Rohaniawan Hindu Dituntut 16 Bulan Penjara
Denpasar (Metrobali.com)-
Rohaniwan Hindu atau “pemangku” dituntut hukuman penjara selama 16 bulan akibat kedapatan menyimpan sabu-sabu seberat 0,23 gram.
Dalam sidang di Pengadilan Negeri Denpasar, Rabu, terdakwa I Kadek Swandika Wijaya (33) dijerat dengan Pasal 112 Ayat 1 Undang-Undang Nomor 35 Tahun 2009 tentang Narkotika.
“Terdakwa terbukti memiliki, menyimpan, dan menguasai barang narkotika golongan I,” kata Jaksa Penuntut Umum Fitria Candrawati.
JPU menganggap perbuatan terdakwa bertentangan dengan upaya pemerintah yang sedang gencar-gencarnya melakukan pemberantasan berbagai jenis narkoba.
Dalam sidang yang dipimpin Ketua Majelis Hakim Anak Agung Ketut Anom Wirakanta itu terungkap bahwa terdakwa ditangkap polisi di Jalan Ceko Maria, Denpasar, pada 29 September 2013 sekitar pukul 00.30 Wita karena kedapatan menyimpan sabu-sabu seberat 0,23gram.
Penangkapan itu berawal laporan dari masyarakat bahwa seorang pemangku sedang menggunakan sabu. Saat diinterogasi Swandika mengaku membeli barang haram itu seharga Rp1,7 juta dan dimasukkan ke dalam bungkus plastik yang diletakan di saku celana depan.
Sebelum tertangkap, terdakwa membeli sabu-sabu itu bersama dengan temannya, Gede Putra Widarsa, berboncengan menggunakan sepeda motor menuju kos temannya di Desa Padangsambian, Denpasar.
Terdakwa mengakui membeli sabu-sabu tersebut dari Lengkong yang kini masih buron. Namun, berdasarkan hasil tes urine terdakwa positif pengguna sabu-sabu jenis “metafethamina”.
Terdakwa yang selama persidangan tidak didampingi penasihat hukum itu tidak akan menyampaikan nota pembelaan pada sidang berikutnya. AN-MB
3 Komentar
Sebagai umat Hindu saya merasa keberatan dengan judul berita ini. Yang menggunakan sabu-sabu itu adalah orangnya (oknum), bukan pemangkunya. Seorang pemangku mestinya bebas dari “PancaMa.” Namun, ini juga menjadi bahan refleksi bagi para pemangku-pemangku lain.

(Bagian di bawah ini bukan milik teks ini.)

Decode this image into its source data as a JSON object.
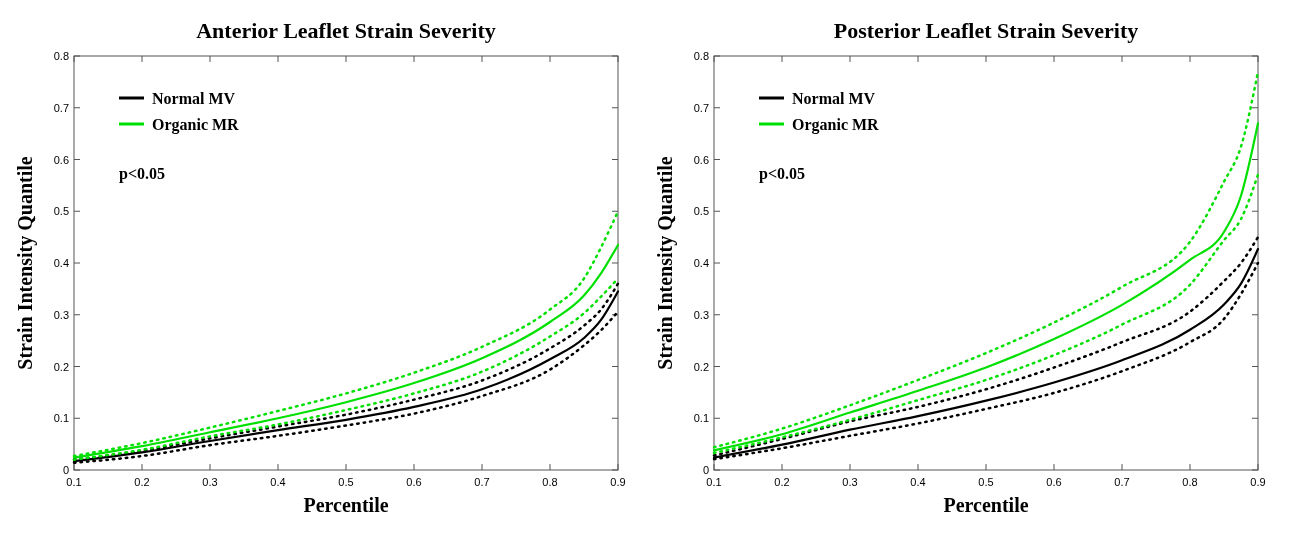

Setuju dengan Pak Wayan Suja, seharusnya orang yang sudah malang melintang dalam hal jurnalistik bisa membuat judul yang lebih baik, jangan hanya mengandalkan idealisme perut terisi saja, yang pentig berita laku tidak perduli dengan tulisannya. Takutnya orang membaca dari judulnya dan langsung menarik kesimpulan, bukan dari deskripsi beritanya.
Bahasa jurnalisnya sangat menyinggung perasaan umat hindhu ,,’ROHANIAWAN HINDHU’ saya sangat setuju jika di sebut ‘OKNUM’saja ..zaman sekarang serba bebaas berekpresi termasuk juga kebebasan pers tapi alangkah baiknya pers bisa mendidik Dan bisa memberi media pencerahan bagi masyarakat kita ,jgan asal membuat berita tanpa narasumber yg jelas atau hanya mementingkan nilai jual berita tsb.